Tatiana y los demás representantes de la slow fashion luchan por hacer que los consumidores se reflexionen frente al perchero o la vitrina. "No es sólo una pieza de ropa, es una historia, una post-historia. ¿Qué pasa con esa pieza cuando va a ser desechada?" se pregunta. "La responsabilidad de que esa pieza exista es de la persona que la compró, de la compañía que la produjo, de la persona que produjo esa materia prima. Siempre digo que fallé como diseñador cuando un producto deja de venderse o lo creo y no se vende. Porque creé basura, entonces dejo de ser sostenible", dice.

 

"Quien compra también tiene responsabilidades. No sólo los derechos", dice Julia Webber (Foto: Divulgación)

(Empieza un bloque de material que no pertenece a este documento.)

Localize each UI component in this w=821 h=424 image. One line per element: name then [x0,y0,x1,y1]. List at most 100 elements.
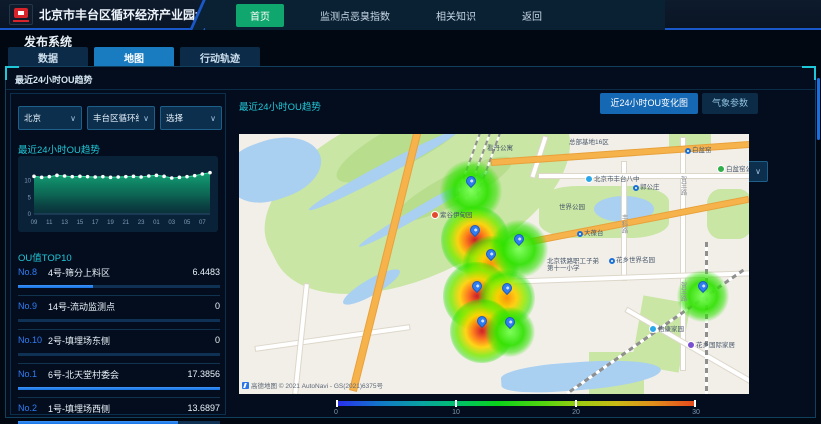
map-label: 总部基地16区 [569,139,609,146]
map-road [539,174,749,178]
main-nav: 首页 监测点恶臭指数 相关知识 返回 [236,0,552,30]
panel-corner-accent [5,66,19,68]
map-mode-button-1[interactable]: 气象参数 [702,93,758,114]
site-name: 2号-填埋场东侧 [48,334,215,347]
progress-fill [18,285,93,288]
site-name: 1号-填埋场西侧 [48,402,187,415]
map-mode-button-0[interactable]: 近24小时OU变化图 [600,93,698,114]
map-label: 北京铁路职工子弟第十一小学 [547,258,599,272]
rank-badge: No.8 [18,267,48,277]
svg-text:13: 13 [61,220,68,226]
left-chart-title: 最近24小时OU趋势 [18,142,100,156]
ou-value: 0 [215,301,220,311]
rank-badge: No.9 [18,301,48,311]
ou-trend-chart-svg: 0510091113151719212301030507 [18,156,218,232]
metro-icon [685,148,691,154]
progress-track [18,319,220,322]
map-label: 贺羊路 [679,176,686,196]
progress-track [18,285,220,288]
ou-value: 0 [215,335,220,345]
heat-legend: 0102030 [336,401,696,417]
svg-text:19: 19 [107,220,114,226]
top-header: 北京市丰台区循环经济产业园大气恶臭状况实时 首页监测点恶臭指数相关知识返回 [0,0,821,30]
legend-tick [694,400,696,407]
map-label: 贺羊路 [679,282,686,302]
left-sidebar: 北京∨丰台区循环经济产∨选择∨ 最近24小时OU趋势 0510091113151… [10,93,226,415]
svg-text:05: 05 [184,220,191,226]
map-label: 看丹公寓 [487,145,513,152]
map-label: 紫谷伊甸园 [431,211,473,219]
map-park-area [707,189,749,239]
map-road [681,138,685,370]
filter-value: 北京 [24,112,41,124]
filter-value: 丰台区循环经济产 [93,112,139,124]
map-label: 世界公园 [559,204,585,211]
filter-select-1[interactable]: 丰台区循环经济产 ∨ [87,106,155,130]
school-icon [585,175,593,183]
filter-select-0[interactable]: 北京 ∨ [18,106,82,130]
top-list-row[interactable]: No.102号-填埋场东侧0 [18,333,220,364]
progress-fill [18,387,220,390]
map-canvas[interactable]: 高德地图 © 2021 AutoNavi - GS(2021)6375号 总部基… [239,134,749,394]
map-mode-buttons: 近24小时OU变化图气象参数 [600,93,758,114]
svg-text:01: 01 [153,220,160,226]
top-list-row[interactable]: No.914号-流动监测点0 [18,299,220,330]
svg-text:09: 09 [31,220,38,226]
legend-tick-label: 20 [572,409,580,416]
nav-tab-3[interactable]: 返回 [512,4,552,27]
progress-track [18,353,220,356]
svg-text:15: 15 [77,220,84,226]
app-logo-icon [9,4,33,25]
metro-icon [633,185,639,191]
legend-tick [336,400,338,407]
site-name: 6号-北天堂村委会 [48,368,187,381]
top-list-row[interactable]: No.21号-填埋场西侧13.6897 [18,401,220,424]
map-label: 北京市丰台八中 [585,175,640,183]
map-label: 白盆窑 [685,147,712,154]
top-list-row[interactable]: No.16号-北天堂村委会17.3856 [18,367,220,398]
panel-title: 最近24小时OU趋势 [15,73,93,86]
svg-text:5: 5 [28,195,32,201]
rank-badge: No.2 [18,403,48,413]
svg-text:03: 03 [168,220,175,226]
chevron-down-icon: ∨ [210,114,216,123]
svg-text:21: 21 [122,220,129,226]
filter-row: 北京 ∨ 丰台区循环经济产 ∨ 选择 ∨ [18,106,222,130]
main-panel: 最近24小时OU趋势 北京∨丰台区循环经济产∨选择∨ 最近24小时OU趋势 05… [5,66,816,418]
rank-badge: No.1 [18,369,48,379]
park-ic-icon [717,165,725,173]
map-attribution: 高德地图 © 2021 AutoNavi - GS(2021)6375号 [242,380,383,390]
svg-text:11: 11 [46,220,53,226]
nav-tab-2[interactable]: 相关知识 [426,4,486,27]
progress-track [18,387,220,390]
scenic-icon [431,211,439,219]
map-label: 怡康家园 [649,325,684,333]
scrollbar-thumb[interactable] [817,78,820,140]
legend-tick-label: 10 [452,409,460,416]
chevron-down-icon: ∨ [755,167,761,176]
chevron-down-icon: ∨ [143,114,149,123]
nav-tab-1[interactable]: 监测点恶臭指数 [310,4,400,27]
rank-badge: No.10 [18,335,48,345]
ou-value: 13.6897 [187,403,220,413]
map-label: 大葆台 [577,230,604,237]
heat-legend-gradient [336,401,696,406]
panel-corner-accent [814,66,816,80]
map-road [255,325,409,351]
map-label: 花乡世界名园 [609,257,655,264]
site-name: 4号-筛分上料区 [48,266,192,279]
ou-value: 6.4483 [192,267,220,277]
filter-select-2[interactable]: 选择 ∨ [160,106,222,130]
ou-top-list: No.84号-筛分上料区6.4483No.914号-流动监测点0No.102号-… [18,262,220,424]
top-list-row[interactable]: No.84号-筛分上料区6.4483 [18,265,220,296]
svg-text:0: 0 [28,212,32,218]
map-label: 白盆窑公园 [717,165,749,173]
chevron-down-icon: ∨ [70,114,76,123]
metro-icon [609,258,615,264]
svg-text:07: 07 [199,220,206,226]
legend-tick-label: 0 [334,409,338,416]
filter-value: 选择 [166,112,183,124]
app-root: 北京市丰台区循环经济产业园大气恶臭状况实时 首页监测点恶臭指数相关知识返回 发布… [0,0,821,424]
nav-tab-0[interactable]: 首页 [236,4,284,27]
map-label: 郭公庄 [633,184,660,191]
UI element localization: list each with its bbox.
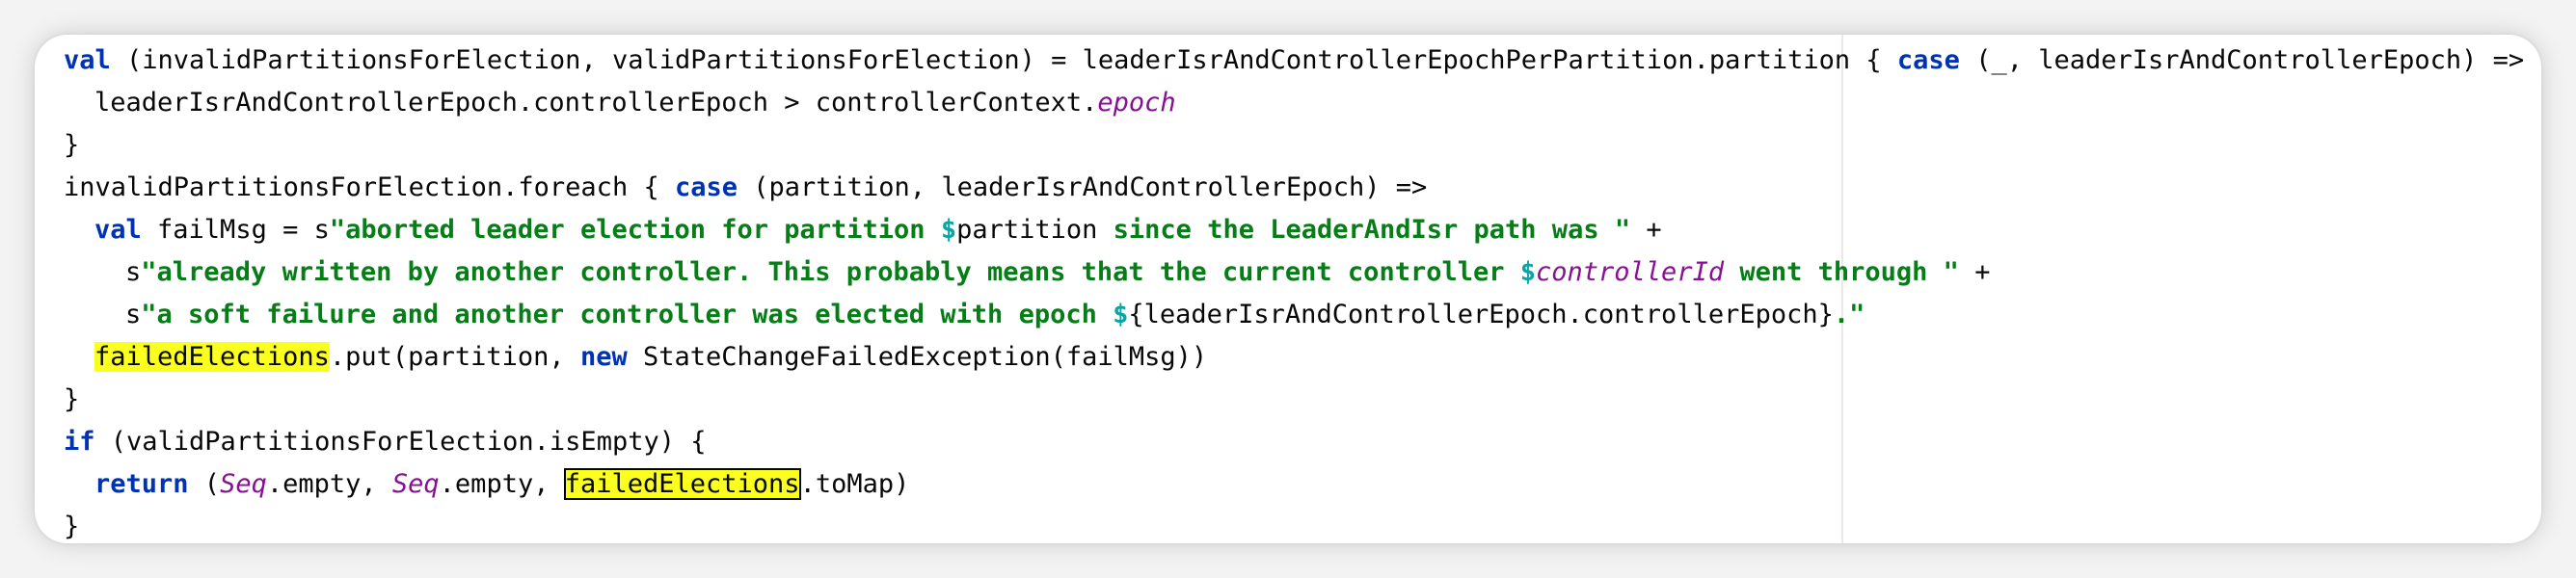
code-token: } xyxy=(64,384,80,414)
code-token: Seq xyxy=(391,469,440,499)
code-token: "already written by another controller. … xyxy=(141,257,1520,287)
highlighted-identifier: failedElections xyxy=(563,468,801,500)
code-token: s xyxy=(125,257,142,287)
code-token: $ xyxy=(1519,257,1537,287)
code-token: return xyxy=(94,469,189,499)
code-token: .empty, xyxy=(439,469,565,499)
code-token: ( xyxy=(188,469,221,499)
code-line[interactable]: } xyxy=(64,506,79,543)
code-token: partition xyxy=(956,215,1098,245)
code-line[interactable]: } xyxy=(64,379,79,421)
code-token: new xyxy=(579,342,628,372)
code-token: StateChangeFailedException(failMsg)) xyxy=(627,342,1208,372)
code-token: (partition, leaderIsrAndControllerEpoch)… xyxy=(738,172,1428,202)
code-token: (invalidPartitionsForElection, validPart… xyxy=(110,45,1897,75)
code-editor[interactable]: val (invalidPartitionsForElection, valid… xyxy=(35,35,2541,543)
code-line[interactable]: val (invalidPartitionsForElection, valid… xyxy=(64,39,2524,82)
code-token: ." xyxy=(1833,300,1865,329)
code-line[interactable]: return (Seq.empty, Seq.empty, failedElec… xyxy=(94,463,909,506)
code-line[interactable]: } xyxy=(64,124,79,167)
code-line[interactable]: val failMsg = s"aborted leader election … xyxy=(94,209,1662,251)
code-token: Seq xyxy=(220,469,267,499)
highlighted-identifier: failedElections xyxy=(94,342,330,372)
code-token: went through " xyxy=(1724,257,1959,287)
code-token: case xyxy=(1896,45,1960,75)
code-token: "a soft failure and another controller w… xyxy=(141,300,1114,329)
code-line[interactable]: s"already written by another controller.… xyxy=(125,251,1990,294)
code-token: failMsg = s xyxy=(141,215,330,245)
code-token: {leaderIsrAndControllerEpoch.controllerE… xyxy=(1128,300,1834,329)
code-line[interactable]: if (validPartitionsForElection.isEmpty) … xyxy=(64,421,706,463)
code-token: val xyxy=(94,215,142,245)
code-token: if xyxy=(64,427,95,457)
code-token: s xyxy=(125,300,142,329)
code-token: .empty, xyxy=(266,469,392,499)
code-token: $ xyxy=(1113,300,1129,329)
code-token: invalidPartitionsForElection.foreach { xyxy=(64,172,675,202)
code-token: } xyxy=(64,130,80,160)
code-token: epoch xyxy=(1097,88,1176,118)
code-token: + xyxy=(1958,257,1991,287)
code-line[interactable]: leaderIsrAndControllerEpoch.controllerEp… xyxy=(94,82,1176,124)
code-token: since the LeaderAndIsr path was " xyxy=(1097,215,1631,245)
code-token: "aborted leader election for partition xyxy=(329,215,941,245)
code-token: controllerId xyxy=(1536,257,1725,287)
code-token: val xyxy=(64,45,111,75)
code-token: } xyxy=(64,512,80,541)
code-token: leaderIsrAndControllerEpoch.controllerEp… xyxy=(94,88,1098,118)
code-line[interactable]: s"a soft failure and another controller … xyxy=(125,294,1865,336)
code-token: + xyxy=(1630,215,1662,245)
code-token: (validPartitionsForElection.isEmpty) { xyxy=(94,427,707,457)
code-token: $ xyxy=(940,215,957,245)
code-token: (_, leaderIsrAndControllerEpoch) => xyxy=(1959,45,2525,75)
code-line[interactable]: invalidPartitionsForElection.foreach { c… xyxy=(64,167,1427,209)
code-token: .toMap) xyxy=(799,469,910,499)
code-line[interactable]: failedElections.put(partition, new State… xyxy=(94,336,1207,379)
code-token: .put(partition, xyxy=(329,342,580,372)
code-token: case xyxy=(674,172,738,202)
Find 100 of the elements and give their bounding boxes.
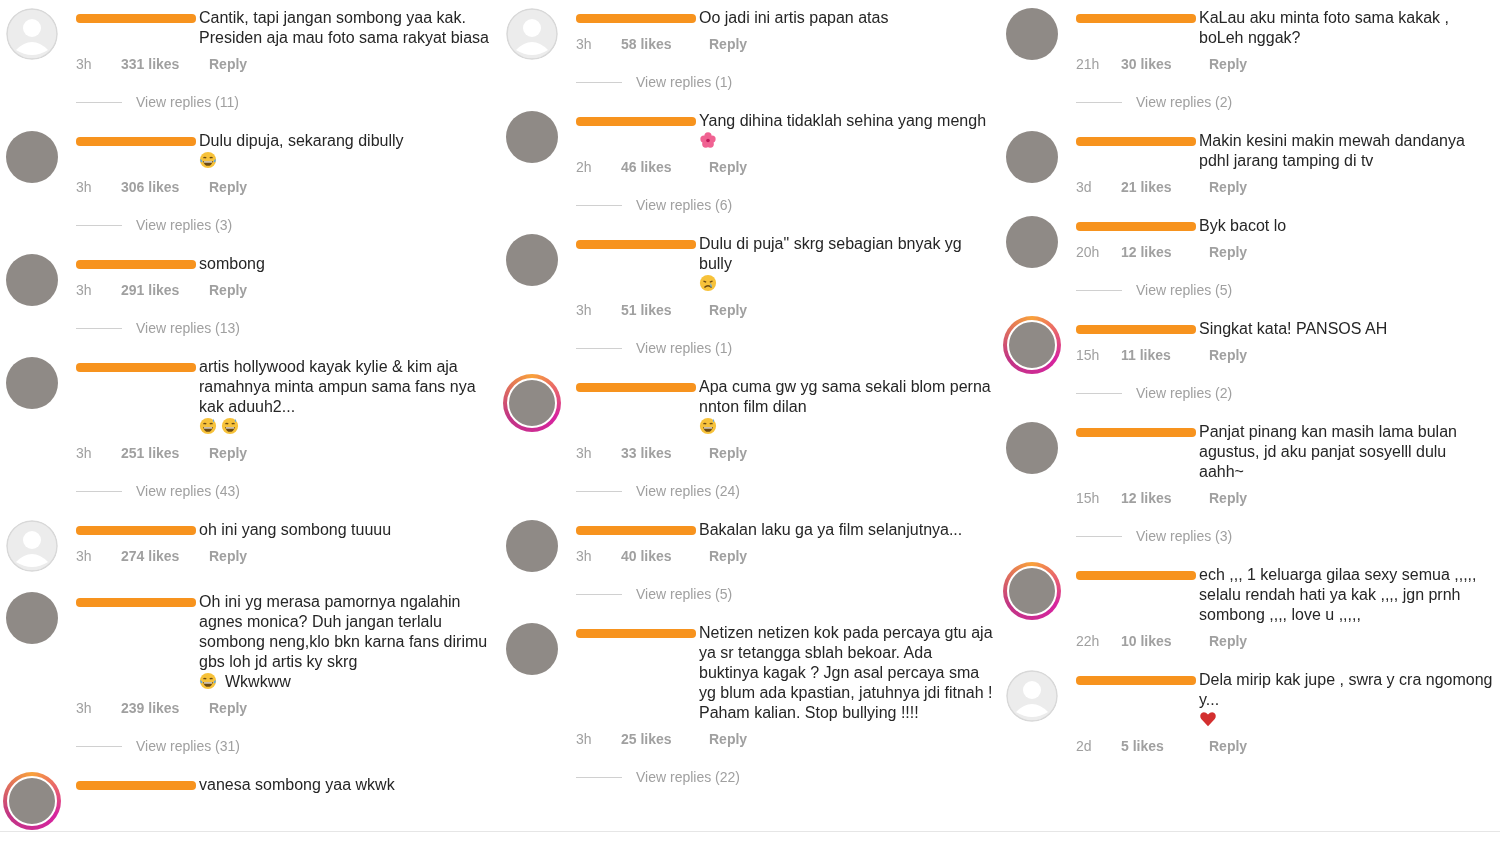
comment-text: Byk bacot lo <box>1199 217 1287 234</box>
timestamp: 3h <box>576 730 593 748</box>
timestamp: 3h <box>576 547 593 565</box>
reply-link[interactable]: Reply <box>1209 55 1248 73</box>
comment-text: Yang dihina tidaklah sehina yang mengh <box>699 112 987 129</box>
view-replies-link[interactable]: View replies (5) <box>1136 281 1233 299</box>
reply-link[interactable]: Reply <box>709 547 748 565</box>
likes-count[interactable]: 12 likes <box>1121 489 1209 507</box>
view-replies-link[interactable]: View replies (13) <box>136 319 240 337</box>
comment-text: ech ,,, 1 keluarga gilaa sexy semua ,,,,, selalu rendah hati ya kak ,,,, jgn prnh sombong ,,,, love u ,,,,, <box>1199 566 1477 623</box>
reply-link[interactable]: Reply <box>209 699 248 717</box>
timestamp: 15h <box>1076 489 1101 507</box>
reply-link[interactable]: Reply <box>209 444 248 462</box>
likes-count[interactable]: 51 likes <box>621 301 709 319</box>
likes-count[interactable]: 40 likes <box>621 547 709 565</box>
photo-placeholder <box>6 254 58 306</box>
reply-link[interactable]: Reply <box>1209 737 1248 755</box>
view-replies-link[interactable]: View replies (43) <box>136 482 240 500</box>
photo-placeholder <box>1006 131 1058 183</box>
comment-text: oh ini yang sombong tuuuu <box>199 521 392 538</box>
likes-count[interactable]: 11 likes <box>1121 346 1209 364</box>
comment-text: Makin kesini makin mewah dandanya pdhl jarang tamping di tv <box>1199 132 1465 169</box>
reply-link[interactable]: Reply <box>1209 489 1248 507</box>
reply-link[interactable]: Reply <box>709 301 748 319</box>
comment-text: Netizen netizen kok pada percaya gtu aja ya sr tetangga sblah bekoar. Ada buktinya kagak ? Jgn asal percaya sma yg blum ada kpastian, jatuhnya jdi fitnah ! Paham kalian. Stop bullying !!!! <box>699 624 993 721</box>
timestamp: 21h <box>1076 55 1101 73</box>
view-replies-link[interactable]: View replies (2) <box>1136 93 1233 111</box>
reply-link[interactable]: Reply <box>1209 243 1248 261</box>
view-replies-link[interactable]: View replies (2) <box>1136 384 1233 402</box>
comment-text: Oo jadi ini artis papan atas <box>699 9 889 26</box>
likes-count[interactable]: 21 likes <box>1121 178 1209 196</box>
likes-count[interactable]: 331 likes <box>121 55 209 73</box>
timestamp: 3h <box>76 547 93 565</box>
reply-link[interactable]: Reply <box>709 444 748 462</box>
heart-icon <box>1199 710 1217 728</box>
view-replies-link[interactable]: View replies (22) <box>636 768 740 786</box>
timestamp: 3h <box>576 301 593 319</box>
photo-placeholder <box>6 592 58 644</box>
reply-link[interactable]: Reply <box>209 281 248 299</box>
comment-text: Dulu di puja" skrg sebagian bnyak yg bully <box>699 235 962 272</box>
view-replies-link[interactable]: View replies (31) <box>136 737 240 755</box>
view-replies-link[interactable]: View replies (1) <box>636 73 733 91</box>
reply-link[interactable]: Reply <box>1209 632 1248 650</box>
photo-placeholder <box>1006 216 1058 268</box>
likes-count[interactable]: 25 likes <box>621 730 709 748</box>
default-avatar-icon <box>1006 670 1058 722</box>
likes-count[interactable]: 306 likes <box>121 178 209 196</box>
likes-count[interactable]: 251 likes <box>121 444 209 462</box>
likes-count[interactable]: 10 likes <box>1121 632 1209 650</box>
likes-count[interactable]: 239 likes <box>121 699 209 717</box>
likes-count[interactable]: 58 likes <box>621 35 709 53</box>
photo-placeholder <box>506 623 558 675</box>
default-avatar-icon <box>506 8 558 60</box>
likes-count[interactable]: 274 likes <box>121 547 209 565</box>
comment-text: Dulu dipuja, sekarang dibully <box>199 132 404 149</box>
reply-link[interactable]: Reply <box>1209 178 1248 196</box>
photo-placeholder <box>506 234 558 286</box>
flower-icon <box>699 131 717 149</box>
view-replies-link[interactable]: View replies (1) <box>636 339 733 357</box>
laughing-face-icon <box>199 672 217 690</box>
view-replies-link[interactable]: View replies (5) <box>636 585 733 603</box>
grinning-face-icon <box>221 417 239 435</box>
likes-count[interactable]: 12 likes <box>1121 243 1209 261</box>
comment-text: Oh ini yg merasa pamornya ngalahin agnes monica? Duh jangan terlalu sombong neng,klo bkn karna fans dirimu gbs loh jd artis ky skrg <box>199 593 488 670</box>
photo-placeholder <box>506 111 558 163</box>
reply-link[interactable]: Reply <box>209 178 248 196</box>
photo-placeholder <box>1006 8 1058 60</box>
likes-count[interactable]: 5 likes <box>1121 737 1209 755</box>
comment-text: artis hollywood kayak kylie & kim aja ramahnya minta ampun sama fans nya kak aduuh2... <box>199 358 476 415</box>
timestamp: 3h <box>76 55 93 73</box>
view-replies-link[interactable]: View replies (3) <box>1136 527 1233 545</box>
photo-placeholder <box>6 131 58 183</box>
view-replies-link[interactable]: View replies (3) <box>136 216 233 234</box>
comment-text: Bakalan laku ga ya film selanjutnya... <box>699 521 963 538</box>
grinning-face-icon <box>199 417 217 435</box>
likes-count[interactable]: 291 likes <box>121 281 209 299</box>
comment-text: vanesa sombong yaa wkwk <box>199 776 395 793</box>
reply-link[interactable]: Reply <box>709 158 748 176</box>
reply-link[interactable]: Reply <box>1209 346 1248 364</box>
comment-text: Apa cuma gw yg sama sekali blom perna nnton film dilan <box>699 378 991 415</box>
timestamp: 3h <box>76 444 93 462</box>
grinning-face-icon <box>699 417 717 435</box>
timestamp: 3h <box>76 178 93 196</box>
comment-text: Cantik, tapi jangan sombong yaa kak. Presiden aja mau foto sama rakyat biasa <box>199 9 489 46</box>
view-replies-link[interactable]: View replies (6) <box>636 196 733 214</box>
view-replies-link[interactable]: View replies (24) <box>636 482 740 500</box>
reply-link[interactable]: Reply <box>209 55 248 73</box>
photo-placeholder <box>6 357 58 409</box>
likes-count[interactable]: 46 likes <box>621 158 709 176</box>
timestamp: 3h <box>576 444 593 462</box>
likes-count[interactable]: 33 likes <box>621 444 709 462</box>
timestamp: 22h <box>1076 632 1101 650</box>
reply-link[interactable]: Reply <box>709 35 748 53</box>
reply-link[interactable]: Reply <box>709 730 748 748</box>
likes-count[interactable]: 30 likes <box>1121 55 1209 73</box>
default-avatar-icon <box>6 520 58 572</box>
comment-text: Singkat kata! PANSOS AH <box>1199 320 1388 337</box>
timestamp: 3h <box>76 281 93 299</box>
reply-link[interactable]: Reply <box>209 547 248 565</box>
view-replies-link[interactable]: View replies (11) <box>136 93 239 111</box>
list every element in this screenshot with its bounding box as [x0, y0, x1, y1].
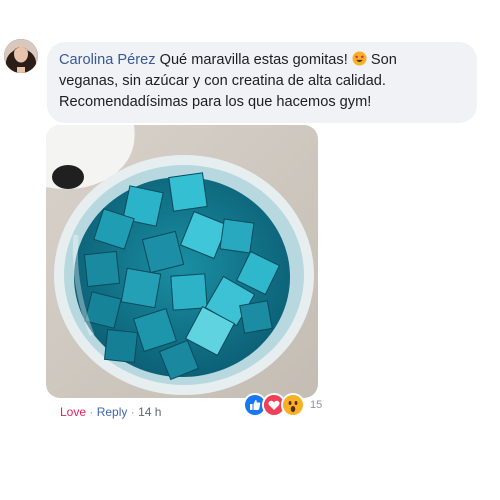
comment-text-line3: Recomendadísimas para los que hacemos gy…	[59, 94, 372, 110]
comment-actions: Love · Reply · 14 h	[60, 405, 161, 419]
comment-text-line1: Qué maravilla estas gomitas!	[159, 52, 348, 68]
reaction-count: 15	[310, 399, 323, 411]
comment-bubble: Carolina Pérez Qué maravilla estas gomit…	[47, 42, 477, 123]
love-link[interactable]: Love	[60, 405, 86, 419]
comment-author[interactable]: Carolina Pérez	[59, 52, 156, 68]
avatar[interactable]	[4, 39, 38, 73]
wow-icon	[281, 393, 305, 417]
reaction-summary[interactable]: 15	[243, 393, 322, 417]
separator-dot: ·	[89, 405, 94, 419]
avatar-photo	[4, 39, 38, 73]
comment-timestamp[interactable]: 14 h	[138, 405, 161, 419]
reply-link[interactable]: Reply	[97, 405, 128, 419]
separator-dot-2: ·	[130, 405, 135, 419]
comment-text-line2: veganas, sin azúcar y con creatina de al…	[59, 73, 386, 89]
comment-thread: Carolina Pérez Qué maravilla estas gomit…	[0, 0, 500, 500]
attached-photo[interactable]	[46, 125, 318, 398]
star-struck-emoji-icon	[352, 51, 367, 66]
comment-text-line1-tail: Son	[370, 52, 397, 68]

Según Tatiana, defender la sostenibilidad de la moda no es sinónimo de hacer juicios. "Necesitamos cada vez más lugares seguros donde podamos hablar y entender que no seremos juzgados. El no juzgar, incluso si quieres comprar fast fashion. Cada uno tiene su propio poder de elección, su propio poder adquisitivo. Y eso está bien", dice. "He tenido clientes que nunca compraron en Brisa, pero me han dado muchos trozos de su armario para teñir y alargar la vida de su ropa. Esto es muy bonito, porque la persona no necesita comprar de la marca, puede mirar lo que hace la marca y darse cuenta de que no sólo hay un servicio, sino una idea para buscar alternativas a algo que ya tiene", concluye.

Según Tatiana, quien compra con Brisa tiene la oportunidad de crear la pieza que usará. "No sólo queremos vender, queremos tener contacto con el cliente y que este tenga ese contacto con nosotros también. Si tengo un par de pantalones que han estado por mucho tiempo en Brisa y la persona no quiere ese color, nos habla, teñimos la prenda y la ropa se vuelve muy exclusiva. En este mercado, creamos juntos y el cliente se convierte en diseñador, en cierto modo", define. "Vivimos en un mundo multifuncional, donde todos pueden ser un poco de todo y sentirse cómodos en este sistema", cree.